Печь дожил Григорий Ловыгин, веселый, чистоплотный, с молодыми глазами. Он знал все работы: и печник, и столяр, и в машинах — свой глаз. Я его помнил с детства. С тех пор он лицом не менялся, только темнела кожа. Сам, видно, смешался с годами, на расспросы о возрасте — только хмыкнул, все, мол, годики мои, не куплены, хоть живу чужой век.

Встретил меня у ограды, приласкал:

— Наша порода! На тебе бы воду возить! Не пробовали?..

Я засмеялся, осторожно спросил:

— Как живется?

— Как живется, так и живем, — говорил тихо, рот пустой, беззубый, смотрел мимо глаз, скрывая коварство.

— Скажи, зачем печь, а? Интере-ес! По какой статье ее, ну?

— Для тепла, — я смешался: куда он ведет?

— Обогрев. Та-ак. Грела кура яйца — ума не нажила.

— Тогда не знаю. Сам скажи.

— Сам не уедет, да жалко тебя: печь ложишь, — а для че?.. — Григорий шагнул к поляне, присел на траву, смирно вытянул ноги. Они обуты в мягкие тапки, им так хорошо лежать в густом конотопе, и Григорию тоже легко. Голос тише, светлей:

— И от костра греются, и от голландки. А тут печка — русская. Уважай прозвище! Ты на че учился?

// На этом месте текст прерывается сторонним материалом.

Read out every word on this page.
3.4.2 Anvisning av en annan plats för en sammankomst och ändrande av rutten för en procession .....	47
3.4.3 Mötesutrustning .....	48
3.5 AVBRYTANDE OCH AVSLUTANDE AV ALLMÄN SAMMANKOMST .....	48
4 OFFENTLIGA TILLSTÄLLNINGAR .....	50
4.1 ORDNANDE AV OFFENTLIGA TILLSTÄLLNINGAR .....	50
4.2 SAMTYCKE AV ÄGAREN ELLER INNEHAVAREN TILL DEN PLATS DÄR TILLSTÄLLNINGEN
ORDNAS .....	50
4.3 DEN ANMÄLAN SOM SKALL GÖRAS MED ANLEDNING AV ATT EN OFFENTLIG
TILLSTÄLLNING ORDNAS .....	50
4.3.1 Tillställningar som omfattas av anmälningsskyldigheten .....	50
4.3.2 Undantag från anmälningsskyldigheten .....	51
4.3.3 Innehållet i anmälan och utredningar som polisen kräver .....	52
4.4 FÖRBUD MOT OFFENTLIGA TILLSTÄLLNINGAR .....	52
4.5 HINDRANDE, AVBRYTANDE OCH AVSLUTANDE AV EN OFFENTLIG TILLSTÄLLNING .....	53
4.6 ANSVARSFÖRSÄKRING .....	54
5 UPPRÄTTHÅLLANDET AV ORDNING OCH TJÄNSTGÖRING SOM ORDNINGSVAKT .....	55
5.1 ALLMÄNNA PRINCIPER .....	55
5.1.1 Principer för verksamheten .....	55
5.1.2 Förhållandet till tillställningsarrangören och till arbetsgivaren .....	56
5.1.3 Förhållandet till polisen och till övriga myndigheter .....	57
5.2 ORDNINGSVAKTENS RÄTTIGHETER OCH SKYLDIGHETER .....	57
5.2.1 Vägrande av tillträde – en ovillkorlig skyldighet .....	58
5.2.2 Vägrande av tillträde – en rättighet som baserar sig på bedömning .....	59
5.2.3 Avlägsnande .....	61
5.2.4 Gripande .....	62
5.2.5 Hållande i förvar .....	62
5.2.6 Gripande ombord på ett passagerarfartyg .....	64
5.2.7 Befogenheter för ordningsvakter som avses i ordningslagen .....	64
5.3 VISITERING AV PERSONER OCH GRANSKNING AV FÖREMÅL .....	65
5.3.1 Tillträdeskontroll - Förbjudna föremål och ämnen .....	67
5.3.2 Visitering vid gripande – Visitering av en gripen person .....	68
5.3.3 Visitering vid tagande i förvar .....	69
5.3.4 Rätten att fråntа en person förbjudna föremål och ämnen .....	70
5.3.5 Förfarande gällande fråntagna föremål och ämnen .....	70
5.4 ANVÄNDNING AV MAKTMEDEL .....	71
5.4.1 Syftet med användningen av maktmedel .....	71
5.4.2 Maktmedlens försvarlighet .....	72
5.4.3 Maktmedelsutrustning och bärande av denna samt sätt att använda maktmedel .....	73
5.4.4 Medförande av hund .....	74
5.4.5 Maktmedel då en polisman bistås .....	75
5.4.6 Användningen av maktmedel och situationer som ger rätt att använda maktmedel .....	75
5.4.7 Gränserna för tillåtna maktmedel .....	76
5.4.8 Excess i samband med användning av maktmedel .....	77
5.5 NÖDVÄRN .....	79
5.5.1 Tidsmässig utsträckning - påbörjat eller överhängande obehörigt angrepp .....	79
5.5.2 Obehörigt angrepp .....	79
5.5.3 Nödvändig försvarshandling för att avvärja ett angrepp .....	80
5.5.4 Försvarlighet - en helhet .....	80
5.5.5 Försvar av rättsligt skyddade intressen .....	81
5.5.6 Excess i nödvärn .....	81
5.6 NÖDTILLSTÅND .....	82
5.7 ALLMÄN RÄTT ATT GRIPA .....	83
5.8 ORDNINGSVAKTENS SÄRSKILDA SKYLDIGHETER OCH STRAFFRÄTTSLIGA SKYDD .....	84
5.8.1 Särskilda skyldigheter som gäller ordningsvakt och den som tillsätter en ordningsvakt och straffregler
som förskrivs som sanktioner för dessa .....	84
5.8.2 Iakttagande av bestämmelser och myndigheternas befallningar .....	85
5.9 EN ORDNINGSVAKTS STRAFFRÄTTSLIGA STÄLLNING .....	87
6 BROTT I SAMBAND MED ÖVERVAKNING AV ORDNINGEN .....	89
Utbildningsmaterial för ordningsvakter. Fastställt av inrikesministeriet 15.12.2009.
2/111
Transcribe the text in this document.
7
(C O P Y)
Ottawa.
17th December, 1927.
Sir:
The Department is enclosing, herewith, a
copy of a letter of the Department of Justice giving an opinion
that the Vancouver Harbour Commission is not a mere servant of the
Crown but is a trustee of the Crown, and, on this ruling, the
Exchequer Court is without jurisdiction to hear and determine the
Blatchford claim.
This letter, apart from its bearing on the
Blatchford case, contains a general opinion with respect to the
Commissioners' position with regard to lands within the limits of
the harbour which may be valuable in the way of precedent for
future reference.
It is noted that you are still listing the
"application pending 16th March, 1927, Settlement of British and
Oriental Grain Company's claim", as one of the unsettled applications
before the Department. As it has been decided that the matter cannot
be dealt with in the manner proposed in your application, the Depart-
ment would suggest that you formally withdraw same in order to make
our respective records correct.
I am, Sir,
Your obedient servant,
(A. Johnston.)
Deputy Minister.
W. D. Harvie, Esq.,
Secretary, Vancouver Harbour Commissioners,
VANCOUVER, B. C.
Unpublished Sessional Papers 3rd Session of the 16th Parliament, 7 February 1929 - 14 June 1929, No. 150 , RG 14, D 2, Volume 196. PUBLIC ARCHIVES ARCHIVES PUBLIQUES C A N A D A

Я смутился совсем, он ближе подвинулся, погрозил пальцем. Опахнуло мылом, свежевымытой рубахой.

— На хлебушок учился. С него руки-ноги пошли, голова. Мать, стряпала, ты ел и хвалил. А матери твоей кто завел печь? Я-а! Двадцать лет стоит, не стопчешь трактором… Значит, зачем?

— Обеды готовить.

— Дошли — хлеба садить. Навернешь порожняком, молочком запьешь и дальше поехал… А помнишь, как обезножел?

Я вспомнил, как давно-давно бегал на коньках по первому льду и влез в майну. Вода ожгла грудь, повис на локтях, а ноги ловили дно и сразу теряли. Холод лез уже к горлу, даже теперь жутко и мерзнет спина.

С того дня заболел: ноги не согнуть, все жилки тянет, поют суставы. Уж хотели положить в больницу, но пришел Григорий, какой-то тихий тогда, потайной, в белой дубленой шубе, с мороза, как парень. На ночь жарко сухими комлями истопил печь, она задышала по-банному густым паром. Но это — полдела. Он помыл руки, прищурился:

— Просим в аптеку…

Взял тазик, напарил незнакомой желтой травы, засадил меня на печь и растер всего. Я лежал совсем голый, покорный. Он отдышался, лицо обмахнул платком. Потом растер все стыдные места до тугой красноты, радовался и притворно пугался:

— Ну-у, мужи-ик! Поспел, аха-а! Скоро по девкам отправим…

От его слов было щекотно в горле, но не стыдно. Укутал сверху тулупом, слез на пол, сам все радовался, смеялся, бормотал небыль, выпил за меня чекушку, его развезло, шея набухла, вышла за воротник, но он не расстегнул пуговку — любил строгость. Скоро отправил мать в горницу, долго раздевался, медленно свертывал штаны и рубаху, залег на лавку и сразу уснул, во сне улыбался. Спал тихо, без храпа, как отдыхают дети, с ровным, спокойным сердцем. Утром и я был здоровый. Болезни как не бывало.

…Все это мелькнуло в голове мучительно быстро, хотелось задержать мгновенье, пожить с ним рядом, но он торопил.

— Забыл про ноженьки?

— Не забыл.

— А поднял кто? Печка! А хозяин наш Степан тоже больной, подбитый. В войну пуля просекла коленко. Надежда, жена, с ним смучилась, а печка поддержит. Должна! Значит, подъехали: печь — лекарка, вот знай — лекарка.